If you work with investors, you already know the pain: every fund has a different website, every portfolio page a different layout. Manually copying those companies into Google Sheets turns one simple research task into an afternoon of tab-hopping. Learning how to route portfolio data straight into Sheets with Scaper gives you a live source of truth for sales, BD, and deal sourcing. Once that flow exists, delegating it to an AI agent means it runs quietly in the background while you focus on conversations, not copy-paste.
There are a few ways to get portfolio companies from investor sites into Google Sheets. The best approach depends on whether you are cleaning up a one-off list or building a repeatable, always-fresh pipeline.
This is the classic. Open a fund’s portfolio page, scroll, copy each company name, URL, and description, and paste into Google Sheets.
Pros: Zero setup, works everywhere, great for a handful of funds.
Cons: Painfully slow at scale, error-prone, and impossible to keep current as portfolios change.
If the portfolio page has a structured table or consistent HTML, you can use built-in functions:- IMPORTHTML to pull tables or lists.- IMPORTXML with XPath to grab specific elements like company names or links.

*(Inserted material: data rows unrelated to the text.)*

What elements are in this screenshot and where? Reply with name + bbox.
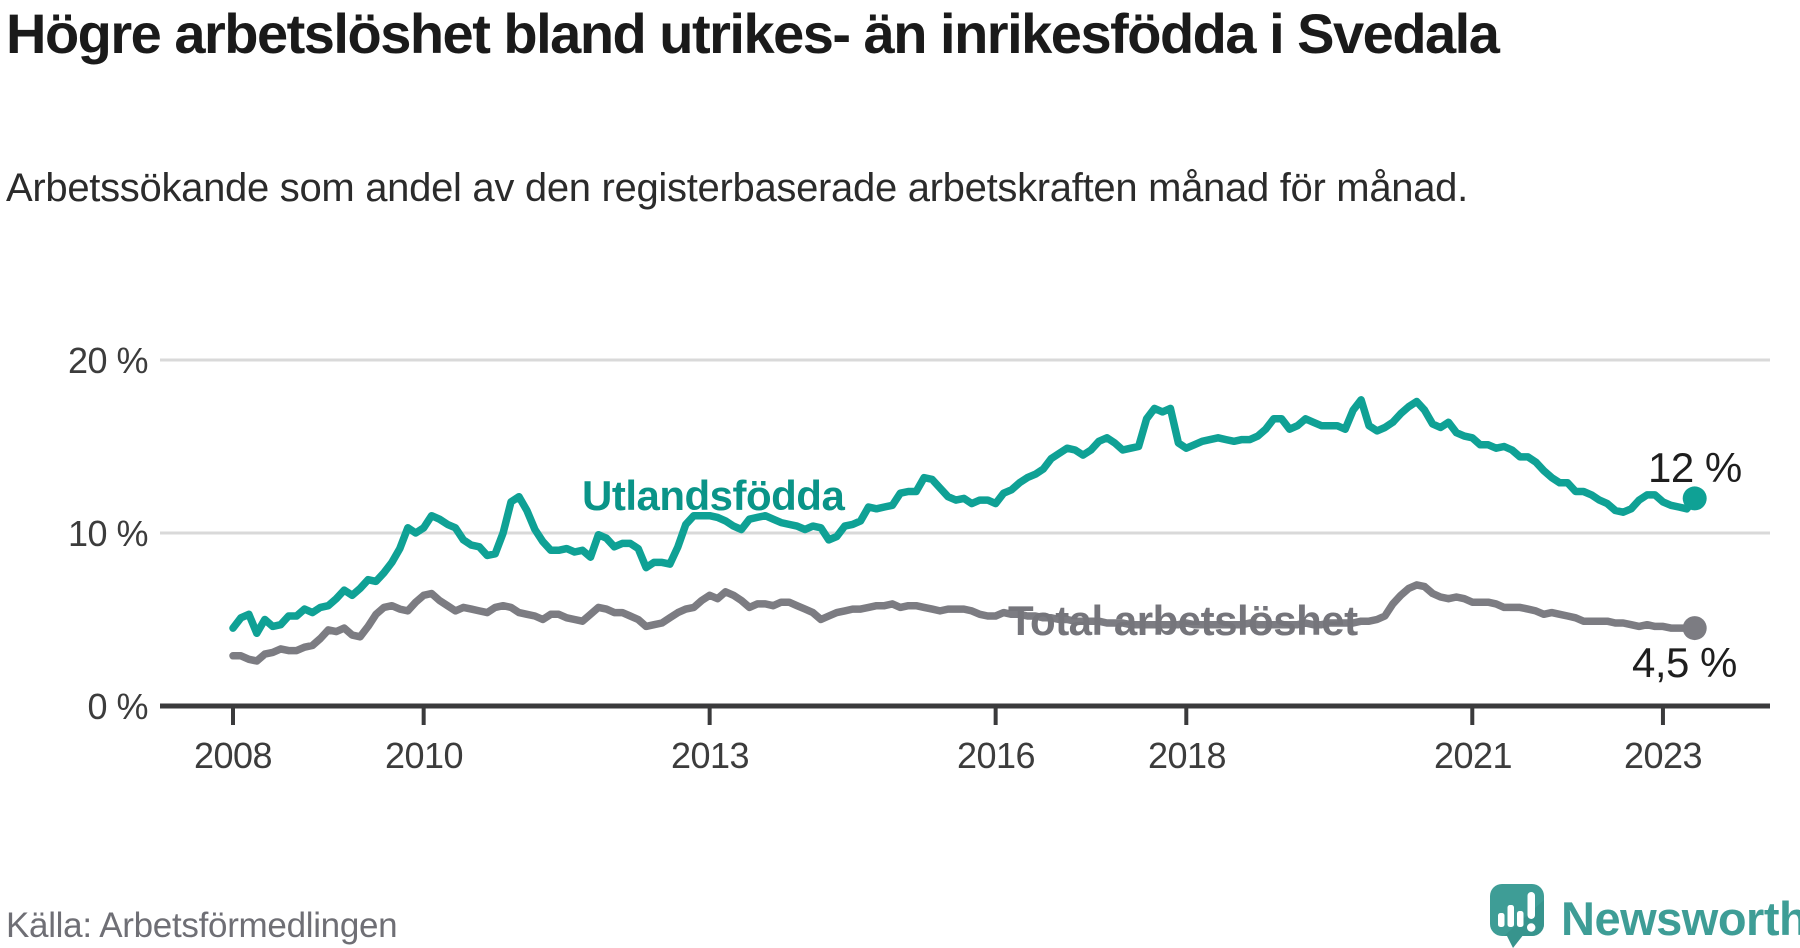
series-line-utlandsf-dda <box>229 396 1699 638</box>
series-end-dot-total-arbetsl-shet <box>1682 616 1707 641</box>
y-axis-label-20: 20 % <box>67 340 149 381</box>
series-end-dot-utlandsf-dda <box>1682 486 1707 511</box>
x-axis-label-2010: 2010 <box>384 735 464 776</box>
x-axis-label-2013: 2013 <box>670 735 750 776</box>
source-note: Källa: Arbetsförmedlingen <box>6 906 398 945</box>
y-axis-label-0: 0 % <box>87 686 148 727</box>
x-axis-label-2023: 2023 <box>1623 735 1703 776</box>
series-label-total-arbetsloshet: Total arbetslöshet <box>1008 597 1358 644</box>
x-axis-label-2021: 2021 <box>1433 735 1513 776</box>
end-value-label-total: 4,5 % <box>1632 639 1737 686</box>
series-label-utlandsfodda: Utlandsfödda <box>582 472 845 519</box>
chart-subtitle: Arbetssökande som andel av den registerb… <box>6 166 1468 210</box>
newsworthy-logo-icon <box>1490 884 1544 948</box>
x-axis-label-2008: 2008 <box>193 735 273 776</box>
y-axis-label-10: 10 % <box>67 513 149 554</box>
newsworthy-logo: Newsworthy <box>1490 884 1800 948</box>
series-line-total-arbetsl-shet <box>229 581 1699 665</box>
x-axis-label-2018: 2018 <box>1147 735 1227 776</box>
x-axis-label-2016: 2016 <box>956 735 1036 776</box>
newsworthy-wordmark: Newsworthy <box>1561 892 1800 945</box>
page-title: Högre arbetslöshet bland utrikes- än inr… <box>6 2 1500 65</box>
end-value-label-utlandsfodda: 12 % <box>1648 444 1742 491</box>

Pros: Still no code, updates when the page changes, good for static sites.
Cons: Breaks when layouts change, struggles with JavaScript-heavy pages, and can be fiddly to maintain across dozens of funds.
Tools like general web scrapers or extensions can help you point-and-click to select portfolio rows and export to Google Sheets.

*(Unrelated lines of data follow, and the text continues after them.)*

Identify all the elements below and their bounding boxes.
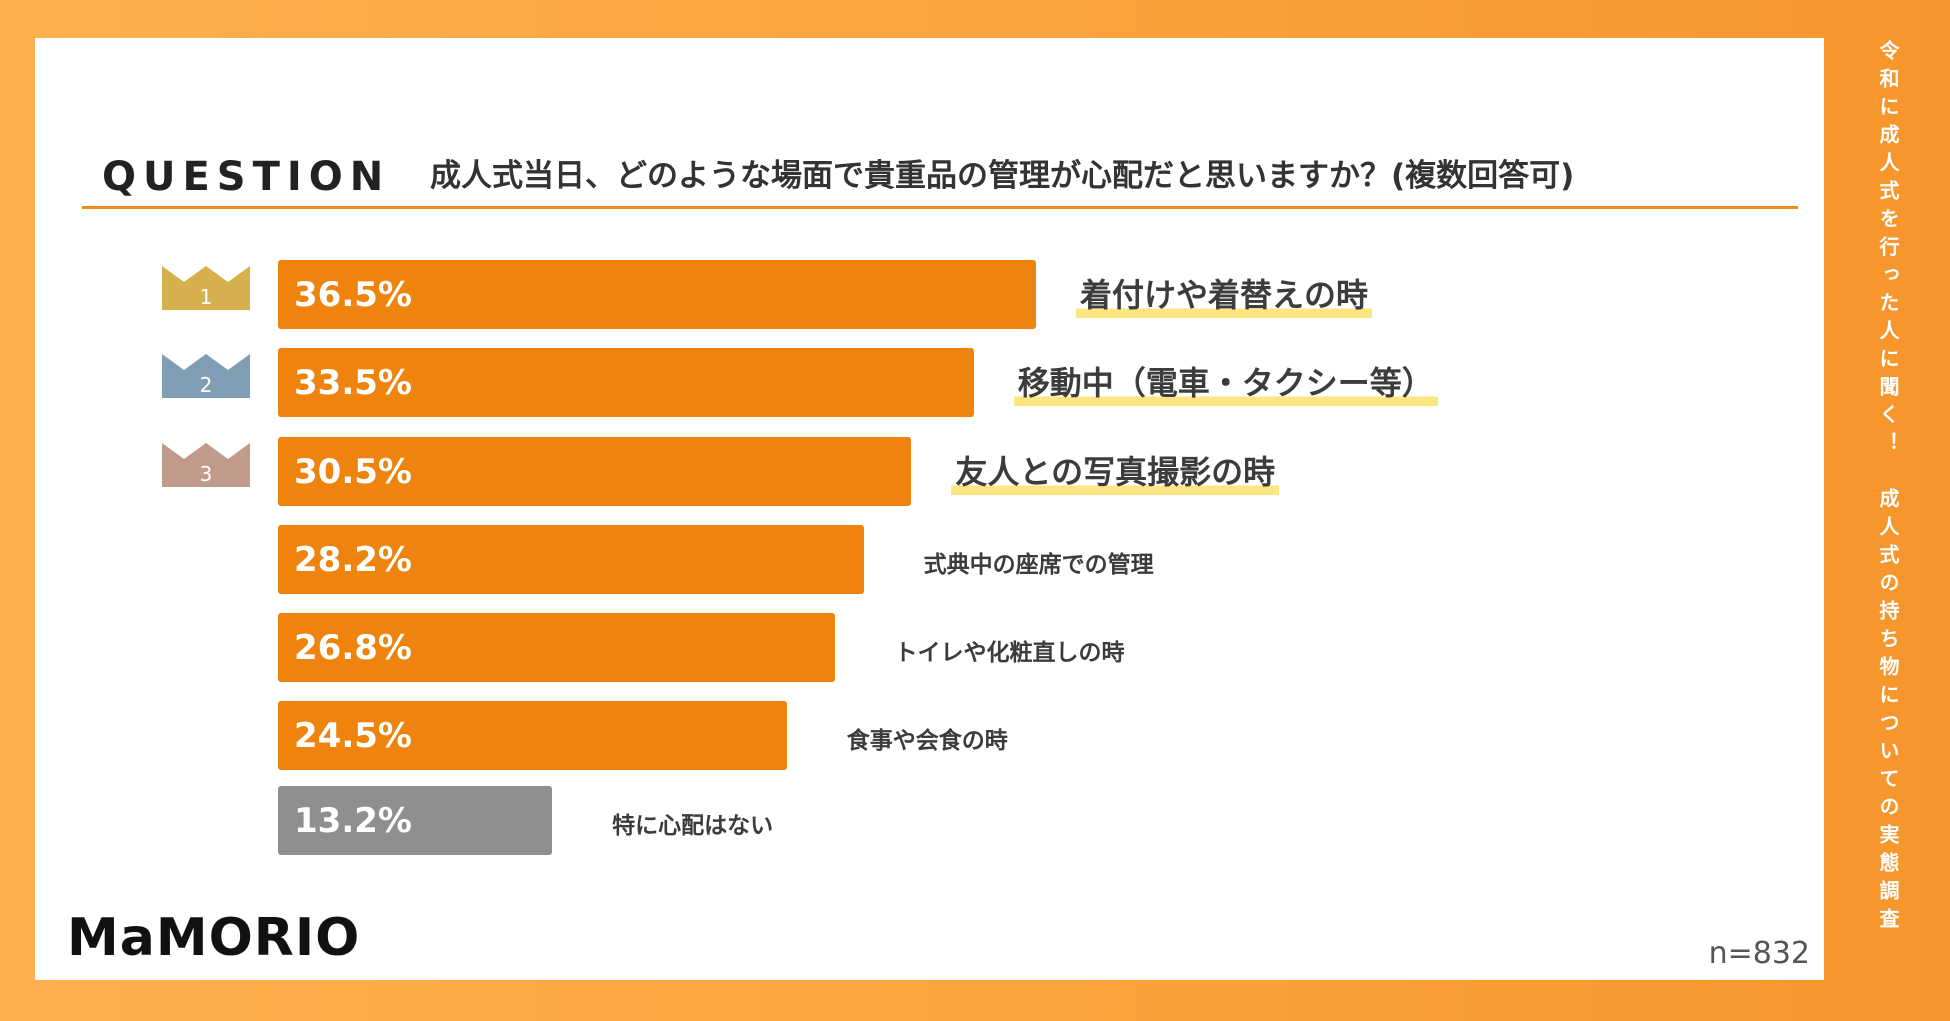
bar-value-label: 13.2%: [294, 800, 412, 841]
bar-value-label: 36.5%: [294, 274, 412, 315]
category-label: 式典中の座席での管理: [923, 552, 1154, 578]
crown-shape: [162, 266, 250, 310]
bar-6: 24.5%: [278, 701, 787, 770]
bar-value-label: 30.5%: [294, 451, 412, 492]
rank-number: 1: [200, 285, 213, 309]
category-label: 移動中（電車・タクシー等）: [1013, 358, 1438, 406]
crown-shape: [162, 354, 250, 398]
category-label: 友人との写真撮影の時: [951, 447, 1280, 495]
bar-value-label: 33.5%: [294, 362, 412, 403]
bar-7: 13.2%: [278, 786, 553, 855]
content-panel: QUESTION 成人式当日、どのような場面で貴重品の管理が心配だと思いますか？…: [35, 38, 1824, 980]
bar-2: 33.5%: [278, 348, 974, 417]
rank-number: 2: [200, 373, 213, 397]
brand-logo: MaMORIO: [67, 908, 361, 968]
category-label: 特に心配はない: [612, 813, 774, 839]
bar-3: 30.5%: [278, 437, 912, 506]
bar-4: 28.2%: [278, 525, 864, 594]
question-text: 成人式当日、どのような場面で貴重品の管理が心配だと思いますか？(複数回答可): [430, 158, 1575, 194]
bar-1: 36.5%: [278, 260, 1036, 329]
sample-size: n=832: [1708, 936, 1810, 971]
rank-crown-icon: 3: [162, 443, 250, 487]
category-label: 食事や会食の時: [846, 728, 1008, 754]
side-caption: 令和に成人式を行った人に聞く！ 成人式の持ち物についての実態調査: [1876, 40, 1900, 936]
category-label: 着付けや着替えの時: [1076, 270, 1373, 318]
bar-value-label: 24.5%: [294, 715, 412, 756]
header-divider: [82, 206, 1798, 209]
category-label: トイレや化粧直しの時: [894, 640, 1125, 666]
bar-value-label: 28.2%: [294, 539, 412, 580]
rank-crown-icon: 2: [162, 354, 250, 398]
rank-crown-icon: 1: [162, 266, 250, 310]
bar-value-label: 26.8%: [294, 627, 412, 668]
question-label: QUESTION: [102, 154, 391, 200]
bar-5: 26.8%: [278, 613, 835, 682]
crown-shape: [162, 443, 250, 487]
rank-number: 3: [200, 462, 213, 486]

Pros: Faster to configure than pure formulas, more flexible for nested pages.
Cons: Still requires you to run them manually, and you become the bottleneck when teams need fresh data.
Here is where Simular-style agents shine. You teach an AI agent once: open your list of funds, launch Scaper or navigate with the browser, visit each portfolio page, extract key fields, standardize tags, and write everything into Google Sheets.
Pros: Runs on a schedule, adapts to small layout changes, scales from a few funds to hundreds, and frees humans for outreach and analysis.
Cons: Needs an initial setup and a short training loop so the agent understands your exact schema, naming rules, and edge cases.
The sweet spot for most agencies, sales teams, and founders is a hybrid: use Scaper plus an AI agent to handle 90% of the grunt work, then do a quick human pass in Sheets for high-stakes accounts. That way your portfolio intelligence is always a few clicks away, never a weekend project.
At minimum, capture company name, website URL, short description, industry or category, HQ location, and the fund or firm that lists them. For sales or partnerships, add optional fields like funding stage, last funding year, and any tags related to your ideal customer profile. Design these columns first in Google Sheets so Scaper and your AI agent know exactly where each data point should land.
For multi-page portfolios, define the navigation pattern once for your AI agent: open the portfolio, click Next or load more until the end, and only then move to the next fund. In Google Sheets, keep a column for source URL so you can trace each company back. If filters exist, record separate runs, e.g., SaaS or Europe-only, and include those filter values as tags in a dedicated column for later segmentation.
Google Sheets formulas like IMPORTHTML and IMPORTXML work well for simple, static portfolio tables. Start by pasting the portfolio URL in a cell, then use IMPORTHTML for tables or IMPORTXML with the correct XPath to grab names and links. However, these break on JavaScript-loaded content or frequent layout tweaks, and they do not click through sites. That is where browser tools and AI agents offer more resilience and control.
For active outreach, weekly or biweekly refreshes are ideal, since new investments and exits can shift priorities. Use your AI agent to schedule recurring runs that re-scrape target portfolios and append or update rows in Google Sheets. You can add a last_seen date column and have the agent update it each run, so you can easily filter for newly added or no-longer-listed companies without rebuilding the whole sheet.
Standardize company URLs as your unique key. In Google Sheets, use functions like UNIQUE or custom formulas to flag duplicates when the same domain appears from multiple funds. Ask your AI agent to normalize domains by stripping tracking parameters and www prefixes before writing rows. Keep a master Companies sheet, then let agents write new data to a Staging sheet where you or a simple script can merge, dedupe, and approve changes.